Photography is not just an art
Photography is craftmanship, especially when it comes to film: it’s to know how to have a good eye and a profound technical knowledge. I don’t like to call myself an artist.
I like to create a beautiful photograph, a thing that says something about me and, moreover, about the subject I’m shooting, that tells its beauty, its love story, a detail of its personality.
George Eastman, founder of Kodak, used to say that “photography is brought within reach of every human being who desires to preserve a record of what he sees… and enables the fortunate possessor to go back by the light of his own fireside to scenes which would otherwise fade from memory and be lost”. I couldn’t agree more.
Brief storyline of my encounter with photography:
Age 5: creation of my first photos with my mom’s Canon T70. Cut off feet, chopped heads and astigmatic horizons date back to this period.
Age 6: awareness of the fact that I don’t like to be in front of a lens, but rather behind, realization that came after a disagreement with my mom [read: I didn’t talk to her for two days], caused by a photo where my feet were showing. I used to hate my feet.
Age 13: consolidation of the previous awareness, concretized however not by producing new pictures, but by avoiding anyone who tried to take a photo of me.
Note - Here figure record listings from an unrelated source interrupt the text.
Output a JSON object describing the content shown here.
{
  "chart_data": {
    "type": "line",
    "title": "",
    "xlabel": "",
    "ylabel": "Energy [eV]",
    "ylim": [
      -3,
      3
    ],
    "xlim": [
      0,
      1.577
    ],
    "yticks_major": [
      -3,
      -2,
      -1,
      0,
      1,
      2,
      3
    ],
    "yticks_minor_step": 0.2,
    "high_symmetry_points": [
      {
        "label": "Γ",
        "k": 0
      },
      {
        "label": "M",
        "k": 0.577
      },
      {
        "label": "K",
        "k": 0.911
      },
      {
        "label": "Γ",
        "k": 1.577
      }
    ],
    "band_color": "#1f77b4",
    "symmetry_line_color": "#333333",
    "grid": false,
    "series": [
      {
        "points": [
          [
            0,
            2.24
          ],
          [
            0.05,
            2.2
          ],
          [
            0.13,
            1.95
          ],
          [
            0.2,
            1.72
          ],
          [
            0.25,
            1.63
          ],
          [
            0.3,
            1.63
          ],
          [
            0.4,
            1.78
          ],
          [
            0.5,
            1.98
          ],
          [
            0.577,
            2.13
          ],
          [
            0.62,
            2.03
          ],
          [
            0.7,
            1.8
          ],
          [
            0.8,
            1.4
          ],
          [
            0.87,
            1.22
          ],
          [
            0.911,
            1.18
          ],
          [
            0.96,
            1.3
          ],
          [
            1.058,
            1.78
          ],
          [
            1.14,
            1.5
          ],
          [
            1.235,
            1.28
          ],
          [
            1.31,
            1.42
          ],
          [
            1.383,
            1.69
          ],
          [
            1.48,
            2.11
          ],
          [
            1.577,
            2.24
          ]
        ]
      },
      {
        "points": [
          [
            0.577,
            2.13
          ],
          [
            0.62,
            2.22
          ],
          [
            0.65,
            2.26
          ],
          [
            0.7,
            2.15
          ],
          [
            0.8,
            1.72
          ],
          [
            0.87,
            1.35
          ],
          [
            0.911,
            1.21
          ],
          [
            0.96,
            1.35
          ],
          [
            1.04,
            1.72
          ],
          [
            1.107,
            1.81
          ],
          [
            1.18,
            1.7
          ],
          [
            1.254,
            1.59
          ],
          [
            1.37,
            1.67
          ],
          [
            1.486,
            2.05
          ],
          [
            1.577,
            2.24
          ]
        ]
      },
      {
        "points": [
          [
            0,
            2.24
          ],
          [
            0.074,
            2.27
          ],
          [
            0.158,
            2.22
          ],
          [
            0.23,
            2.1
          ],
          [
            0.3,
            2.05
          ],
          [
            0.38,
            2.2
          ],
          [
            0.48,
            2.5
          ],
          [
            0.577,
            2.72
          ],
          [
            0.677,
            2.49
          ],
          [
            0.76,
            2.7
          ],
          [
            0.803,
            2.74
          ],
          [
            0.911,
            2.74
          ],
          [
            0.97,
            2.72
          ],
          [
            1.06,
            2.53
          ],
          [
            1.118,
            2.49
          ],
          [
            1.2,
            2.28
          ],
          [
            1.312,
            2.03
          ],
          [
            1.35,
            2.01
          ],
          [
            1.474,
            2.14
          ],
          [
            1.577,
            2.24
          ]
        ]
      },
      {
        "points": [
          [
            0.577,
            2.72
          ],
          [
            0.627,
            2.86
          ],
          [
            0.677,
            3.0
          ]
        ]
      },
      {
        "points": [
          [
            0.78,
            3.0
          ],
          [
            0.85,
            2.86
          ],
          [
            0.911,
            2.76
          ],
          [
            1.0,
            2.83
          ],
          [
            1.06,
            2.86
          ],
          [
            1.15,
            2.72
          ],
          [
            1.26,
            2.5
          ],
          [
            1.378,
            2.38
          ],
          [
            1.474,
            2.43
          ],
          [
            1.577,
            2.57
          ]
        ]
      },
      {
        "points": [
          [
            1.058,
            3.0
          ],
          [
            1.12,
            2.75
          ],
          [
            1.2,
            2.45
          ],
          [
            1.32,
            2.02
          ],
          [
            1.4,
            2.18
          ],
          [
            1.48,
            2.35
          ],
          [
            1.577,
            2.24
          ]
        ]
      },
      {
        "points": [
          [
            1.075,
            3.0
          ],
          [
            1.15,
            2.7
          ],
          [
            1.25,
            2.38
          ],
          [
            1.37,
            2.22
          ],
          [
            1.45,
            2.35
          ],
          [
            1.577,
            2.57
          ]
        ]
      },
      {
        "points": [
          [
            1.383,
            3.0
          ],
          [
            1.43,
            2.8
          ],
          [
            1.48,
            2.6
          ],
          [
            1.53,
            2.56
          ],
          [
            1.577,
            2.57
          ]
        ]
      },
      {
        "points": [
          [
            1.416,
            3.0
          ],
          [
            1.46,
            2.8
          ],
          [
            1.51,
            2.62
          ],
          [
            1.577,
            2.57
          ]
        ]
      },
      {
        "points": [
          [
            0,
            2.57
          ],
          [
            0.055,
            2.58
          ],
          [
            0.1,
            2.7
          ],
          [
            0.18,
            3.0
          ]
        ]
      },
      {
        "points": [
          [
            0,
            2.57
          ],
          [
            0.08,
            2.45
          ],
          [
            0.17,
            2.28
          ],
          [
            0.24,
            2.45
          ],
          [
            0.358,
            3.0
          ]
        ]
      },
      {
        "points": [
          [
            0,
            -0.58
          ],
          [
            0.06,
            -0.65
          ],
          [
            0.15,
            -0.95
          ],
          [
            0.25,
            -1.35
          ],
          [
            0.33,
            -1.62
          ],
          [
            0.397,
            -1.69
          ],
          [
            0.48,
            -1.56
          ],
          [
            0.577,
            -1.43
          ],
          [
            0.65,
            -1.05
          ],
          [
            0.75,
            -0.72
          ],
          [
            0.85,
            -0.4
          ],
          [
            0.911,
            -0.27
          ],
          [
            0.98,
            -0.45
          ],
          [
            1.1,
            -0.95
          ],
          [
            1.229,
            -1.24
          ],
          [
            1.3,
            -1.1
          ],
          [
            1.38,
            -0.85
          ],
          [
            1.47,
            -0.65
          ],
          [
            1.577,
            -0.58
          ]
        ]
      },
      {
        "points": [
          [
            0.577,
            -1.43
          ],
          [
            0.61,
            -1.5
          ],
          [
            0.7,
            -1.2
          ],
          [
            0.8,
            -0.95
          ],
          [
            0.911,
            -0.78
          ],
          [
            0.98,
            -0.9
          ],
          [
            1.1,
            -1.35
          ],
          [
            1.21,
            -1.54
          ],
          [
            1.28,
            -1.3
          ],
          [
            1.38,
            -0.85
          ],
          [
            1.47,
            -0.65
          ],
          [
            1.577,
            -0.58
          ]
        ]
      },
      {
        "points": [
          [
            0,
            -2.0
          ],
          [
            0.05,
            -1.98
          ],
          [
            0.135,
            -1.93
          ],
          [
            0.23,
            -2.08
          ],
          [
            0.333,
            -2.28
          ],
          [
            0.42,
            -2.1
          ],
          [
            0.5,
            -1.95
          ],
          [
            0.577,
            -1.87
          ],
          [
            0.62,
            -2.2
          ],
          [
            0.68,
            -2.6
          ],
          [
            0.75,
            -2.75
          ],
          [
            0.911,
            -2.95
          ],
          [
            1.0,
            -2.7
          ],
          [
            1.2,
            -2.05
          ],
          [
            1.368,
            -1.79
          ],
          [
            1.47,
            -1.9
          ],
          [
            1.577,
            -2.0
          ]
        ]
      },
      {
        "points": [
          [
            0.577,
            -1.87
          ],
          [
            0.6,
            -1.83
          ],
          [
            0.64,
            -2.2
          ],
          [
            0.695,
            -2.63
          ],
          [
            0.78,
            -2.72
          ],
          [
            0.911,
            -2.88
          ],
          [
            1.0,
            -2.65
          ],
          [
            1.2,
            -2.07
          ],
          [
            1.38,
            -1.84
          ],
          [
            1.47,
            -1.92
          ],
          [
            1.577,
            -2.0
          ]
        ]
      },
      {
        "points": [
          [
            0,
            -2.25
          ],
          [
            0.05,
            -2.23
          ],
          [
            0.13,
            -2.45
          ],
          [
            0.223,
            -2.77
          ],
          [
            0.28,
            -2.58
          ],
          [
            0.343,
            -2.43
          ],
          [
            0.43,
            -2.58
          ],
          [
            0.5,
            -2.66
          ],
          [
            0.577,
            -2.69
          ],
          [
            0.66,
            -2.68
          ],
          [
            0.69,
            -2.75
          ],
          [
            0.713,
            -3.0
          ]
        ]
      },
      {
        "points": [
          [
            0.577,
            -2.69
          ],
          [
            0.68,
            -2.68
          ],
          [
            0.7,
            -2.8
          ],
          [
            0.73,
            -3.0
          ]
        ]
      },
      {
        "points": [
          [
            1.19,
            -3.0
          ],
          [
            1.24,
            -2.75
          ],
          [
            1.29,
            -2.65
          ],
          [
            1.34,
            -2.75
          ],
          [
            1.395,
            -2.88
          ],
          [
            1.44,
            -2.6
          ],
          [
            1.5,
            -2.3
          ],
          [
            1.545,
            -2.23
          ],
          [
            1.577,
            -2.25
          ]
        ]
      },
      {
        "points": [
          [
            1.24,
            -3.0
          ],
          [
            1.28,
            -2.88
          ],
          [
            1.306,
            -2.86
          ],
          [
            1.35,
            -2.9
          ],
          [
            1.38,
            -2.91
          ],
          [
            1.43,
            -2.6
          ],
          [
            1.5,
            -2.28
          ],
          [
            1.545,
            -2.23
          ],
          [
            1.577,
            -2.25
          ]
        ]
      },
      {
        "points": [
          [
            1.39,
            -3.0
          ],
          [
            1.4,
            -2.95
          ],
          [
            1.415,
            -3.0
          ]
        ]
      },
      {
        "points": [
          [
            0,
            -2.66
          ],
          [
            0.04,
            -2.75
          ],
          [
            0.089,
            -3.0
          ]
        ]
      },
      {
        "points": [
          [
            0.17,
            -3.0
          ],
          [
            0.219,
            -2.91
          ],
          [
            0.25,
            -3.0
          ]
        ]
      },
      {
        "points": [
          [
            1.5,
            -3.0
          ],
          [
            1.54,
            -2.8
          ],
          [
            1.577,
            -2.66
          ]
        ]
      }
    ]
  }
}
Age 19: grand theft of my then boyfriend’s lomographic Holga. Grand theft of my mom’s digital camera. Grand theft of my mom’s previously named Canon T70.
Age 20: purchase of my first camera, called Colette, following the complaints filed against me by the previous owners of my cameras.
Age 21-31: purchase of other six cameras, film and digital, small and medium format, collection that doesn’t seem to be decreasing in any way.